It’s impossible not to feel enthusiastic about British fashion after seeing a Christopher Kane show. The Scottish designer, who unveiled his latest autumn/winter collection at London Fashion Week yesterday, has been feted from the moment he graduated in 2006 and consistently lives up to his hype.

Dresses formed the core of the show, featuring different takes on a line and stripe motif. Slim, above-the-knee dresses in cream silk were adorned with dark strips of fabric, while a black-edged cream skirt was teamed with a shoulder-padded checked jumper. Also featured were bodiced, body-con dresses with blocks and strips of tulle and velvet arranged in patterns that evoked art deco, while stripes of jewel-coloured velvet decorated shift dresses.

Despite the recession, Kane was upbeat, saying: “Women appreciate clothes that they can invest in now, and we are actually doing really well.”

Kane’s spring/summer collection recently sold out within 24 hours on the popular website Net a Porter, showing that there is a strong appetite amongst consumers for exciting new designs.

Kane wasn’t the only designer with a positive outlook. Established London Fashion Week names Betty Jackson and Nicole Farhi both showed collections that also defied the economic gloom. Jackson described her show as “optimistic, with colour and print”.

It began with full skirts and wrapped jackets in an indisputably cheerful, powder-blue mohair.

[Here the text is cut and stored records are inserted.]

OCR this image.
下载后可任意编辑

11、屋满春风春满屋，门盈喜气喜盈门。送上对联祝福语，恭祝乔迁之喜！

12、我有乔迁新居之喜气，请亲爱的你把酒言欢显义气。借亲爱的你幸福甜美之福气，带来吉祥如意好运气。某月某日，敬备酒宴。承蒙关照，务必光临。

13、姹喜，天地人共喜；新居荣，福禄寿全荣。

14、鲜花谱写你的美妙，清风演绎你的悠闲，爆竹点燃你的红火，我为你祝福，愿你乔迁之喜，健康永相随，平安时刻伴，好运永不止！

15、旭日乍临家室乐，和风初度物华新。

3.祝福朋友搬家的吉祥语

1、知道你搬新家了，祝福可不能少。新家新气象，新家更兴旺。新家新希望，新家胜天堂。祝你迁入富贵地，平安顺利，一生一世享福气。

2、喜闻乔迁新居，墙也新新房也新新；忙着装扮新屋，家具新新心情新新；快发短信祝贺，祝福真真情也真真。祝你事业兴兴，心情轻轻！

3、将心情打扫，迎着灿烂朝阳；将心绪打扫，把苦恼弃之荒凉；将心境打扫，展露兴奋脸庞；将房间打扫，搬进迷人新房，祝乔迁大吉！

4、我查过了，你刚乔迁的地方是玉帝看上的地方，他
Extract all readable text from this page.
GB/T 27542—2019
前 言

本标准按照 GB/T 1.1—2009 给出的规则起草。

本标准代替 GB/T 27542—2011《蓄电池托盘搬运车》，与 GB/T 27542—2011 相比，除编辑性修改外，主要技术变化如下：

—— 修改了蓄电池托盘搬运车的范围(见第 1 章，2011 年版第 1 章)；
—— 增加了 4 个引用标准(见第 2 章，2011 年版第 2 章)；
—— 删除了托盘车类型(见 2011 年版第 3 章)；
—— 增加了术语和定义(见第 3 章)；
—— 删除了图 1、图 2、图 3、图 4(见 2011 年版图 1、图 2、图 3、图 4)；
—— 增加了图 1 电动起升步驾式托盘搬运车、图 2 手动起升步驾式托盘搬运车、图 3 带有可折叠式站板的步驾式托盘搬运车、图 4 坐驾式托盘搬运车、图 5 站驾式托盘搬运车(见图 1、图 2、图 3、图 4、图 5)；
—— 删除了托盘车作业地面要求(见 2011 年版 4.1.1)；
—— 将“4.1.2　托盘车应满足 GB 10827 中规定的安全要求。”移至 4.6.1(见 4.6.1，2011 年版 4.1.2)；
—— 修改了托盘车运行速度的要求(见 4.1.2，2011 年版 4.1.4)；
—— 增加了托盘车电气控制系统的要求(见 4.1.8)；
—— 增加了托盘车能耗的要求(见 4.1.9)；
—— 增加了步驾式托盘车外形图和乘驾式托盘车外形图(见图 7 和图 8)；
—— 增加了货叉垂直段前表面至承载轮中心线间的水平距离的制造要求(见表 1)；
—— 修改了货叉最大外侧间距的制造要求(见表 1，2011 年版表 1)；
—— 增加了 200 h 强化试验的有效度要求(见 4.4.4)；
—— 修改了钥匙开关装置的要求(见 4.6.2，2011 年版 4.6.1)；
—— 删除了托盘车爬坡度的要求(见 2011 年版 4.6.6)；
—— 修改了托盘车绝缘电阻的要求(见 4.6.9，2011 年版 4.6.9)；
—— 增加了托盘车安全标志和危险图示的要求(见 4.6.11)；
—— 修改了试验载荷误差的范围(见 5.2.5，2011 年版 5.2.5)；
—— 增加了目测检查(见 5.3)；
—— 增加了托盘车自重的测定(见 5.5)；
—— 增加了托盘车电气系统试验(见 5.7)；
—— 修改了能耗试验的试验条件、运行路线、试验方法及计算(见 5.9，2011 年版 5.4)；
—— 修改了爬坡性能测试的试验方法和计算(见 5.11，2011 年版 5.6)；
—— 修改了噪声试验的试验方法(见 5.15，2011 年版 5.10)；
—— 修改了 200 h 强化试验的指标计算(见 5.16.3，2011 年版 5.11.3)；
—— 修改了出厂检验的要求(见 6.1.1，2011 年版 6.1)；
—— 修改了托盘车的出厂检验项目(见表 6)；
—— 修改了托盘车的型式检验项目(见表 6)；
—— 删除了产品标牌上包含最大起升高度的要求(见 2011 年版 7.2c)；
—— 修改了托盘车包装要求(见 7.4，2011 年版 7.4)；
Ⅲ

Having experienced previous downturns, Jackson knows how to weather this one – by sticking to her signature aesthetic. There were several examples of the shapes and silhouettes she made her own in the 1980s. Sack dresses came in black, mustard, swirled green and black, and tobacco brown, loose harem trousers in a spotty pattern that reflected Jackson’s playful streak and big shoulders were a recurring detail.

Nicole Farhi’s collection, shown in the Royal Opera House, also featured strong shoulders for clothes based on 1940s-style silhouettes that had a seductive look.

Farhi said the collection “became more sexy because the emphasis is on the shoulder, so we wanted the body to be slimmer.” She described the show as, “energetic, colourful and positive”. Slinky pencil dresses and skirts came in magenta, red, pea green and iridescent prints, while the designer’s signature tailoring also came with a twist courtesy of trousers covered in multicoloured sequins, and leather jackets in bronze and silver leather.